The report also highlights the helplessness of the price regulator in the case of consumables. “The charges on consumables are one-tenth of the total bills and more than two times the expenditure on scheduled drugs. These consumables are not under any kind of price control or monitoring of MRPs since they are not even listed as ‘drugs’ under Drugs and Cosmetics Act. NPPA can neither monitor the MRPs nor bring these disposables under price control even in public interest under extraordinary conditions,” the report says.   

“This is an anomaly in the policy that needs to be rectified. The solution is immediate price regulation of devices coming under the definition of drug and commonly used consumables like surgical masks and gloves,” a healthcare professional opined.
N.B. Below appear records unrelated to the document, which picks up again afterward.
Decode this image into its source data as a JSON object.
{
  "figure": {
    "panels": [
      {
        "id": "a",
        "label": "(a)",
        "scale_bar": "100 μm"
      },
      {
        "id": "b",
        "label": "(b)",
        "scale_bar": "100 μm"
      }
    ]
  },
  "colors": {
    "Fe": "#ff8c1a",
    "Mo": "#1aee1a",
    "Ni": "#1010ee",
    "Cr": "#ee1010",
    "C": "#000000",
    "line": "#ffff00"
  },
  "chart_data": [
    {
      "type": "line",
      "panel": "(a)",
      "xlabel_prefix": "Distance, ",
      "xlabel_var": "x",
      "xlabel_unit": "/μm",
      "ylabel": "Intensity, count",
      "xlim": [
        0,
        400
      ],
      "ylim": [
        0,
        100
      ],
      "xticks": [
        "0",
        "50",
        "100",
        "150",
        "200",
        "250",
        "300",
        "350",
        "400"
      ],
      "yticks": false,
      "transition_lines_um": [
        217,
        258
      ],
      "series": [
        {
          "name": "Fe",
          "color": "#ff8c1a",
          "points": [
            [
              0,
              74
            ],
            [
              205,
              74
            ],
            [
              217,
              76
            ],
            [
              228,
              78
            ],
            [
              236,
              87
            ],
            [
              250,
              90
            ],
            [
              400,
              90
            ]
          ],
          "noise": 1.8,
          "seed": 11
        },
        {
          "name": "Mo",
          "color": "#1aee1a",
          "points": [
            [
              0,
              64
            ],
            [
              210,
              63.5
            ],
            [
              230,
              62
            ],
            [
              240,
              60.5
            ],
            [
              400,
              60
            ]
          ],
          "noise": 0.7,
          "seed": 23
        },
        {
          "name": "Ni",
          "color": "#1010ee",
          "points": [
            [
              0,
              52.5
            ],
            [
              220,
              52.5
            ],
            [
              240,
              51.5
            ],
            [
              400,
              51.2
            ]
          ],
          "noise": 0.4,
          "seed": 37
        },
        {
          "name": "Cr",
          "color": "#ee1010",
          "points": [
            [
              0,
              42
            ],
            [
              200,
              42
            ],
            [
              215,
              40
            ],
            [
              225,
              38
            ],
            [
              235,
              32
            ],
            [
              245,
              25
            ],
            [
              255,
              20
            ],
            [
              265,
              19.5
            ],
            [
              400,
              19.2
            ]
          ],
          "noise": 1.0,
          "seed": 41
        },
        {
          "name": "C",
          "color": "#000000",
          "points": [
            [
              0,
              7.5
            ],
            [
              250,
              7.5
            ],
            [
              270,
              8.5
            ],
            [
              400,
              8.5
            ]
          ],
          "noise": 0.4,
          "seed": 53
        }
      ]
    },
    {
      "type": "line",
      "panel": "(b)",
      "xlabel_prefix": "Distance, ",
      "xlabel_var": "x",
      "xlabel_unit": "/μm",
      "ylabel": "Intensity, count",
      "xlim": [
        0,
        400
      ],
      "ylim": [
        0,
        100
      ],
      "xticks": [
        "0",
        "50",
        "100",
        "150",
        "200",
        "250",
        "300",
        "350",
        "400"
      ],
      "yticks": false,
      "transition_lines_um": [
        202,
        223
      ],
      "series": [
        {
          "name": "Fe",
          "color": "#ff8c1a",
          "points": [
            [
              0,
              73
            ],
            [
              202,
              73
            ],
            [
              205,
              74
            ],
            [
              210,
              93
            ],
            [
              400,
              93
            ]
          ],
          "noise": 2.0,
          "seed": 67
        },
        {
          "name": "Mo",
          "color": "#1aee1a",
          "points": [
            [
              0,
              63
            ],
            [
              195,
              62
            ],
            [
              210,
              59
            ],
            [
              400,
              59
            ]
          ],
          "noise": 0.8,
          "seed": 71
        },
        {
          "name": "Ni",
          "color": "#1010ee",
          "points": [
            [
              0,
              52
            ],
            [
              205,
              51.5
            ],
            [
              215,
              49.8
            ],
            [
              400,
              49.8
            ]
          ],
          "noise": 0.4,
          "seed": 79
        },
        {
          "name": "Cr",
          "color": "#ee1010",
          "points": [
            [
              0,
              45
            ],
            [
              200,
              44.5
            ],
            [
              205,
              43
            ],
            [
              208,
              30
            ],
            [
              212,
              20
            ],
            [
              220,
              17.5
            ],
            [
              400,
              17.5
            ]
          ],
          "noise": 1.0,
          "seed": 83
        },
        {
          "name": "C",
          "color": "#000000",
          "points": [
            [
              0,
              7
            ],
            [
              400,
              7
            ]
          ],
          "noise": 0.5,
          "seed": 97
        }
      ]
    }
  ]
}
As per the report, these commonly used consumables make up a whopping 10 per cent of the medical bill.

In fact, the NPPA, in its recent order on coronary stent price revision, has directed hospitals to mention the cost of main consumables during angioplasty procedure to increase transparency in billing process. The directive was issued amid allegations that the cost of main consumables used in angioplasty -- cardiac catheters, balloon catheter and guide wire-- had skyrocketed after the capping of stent prices as many healthcare institutions tried to make up for the huge margins they lost on stents.

The report also sheds light on overcharging by hospitals in diagnostic services. These services constitute more than 15 per cent of the total medial expenditure and the charges are invariably higher than the rates offered by independently run private centres. But the regulator itself admits that the issue is beyond its or the Central government’s purview and state-specific laws are imperative to deal with the problem.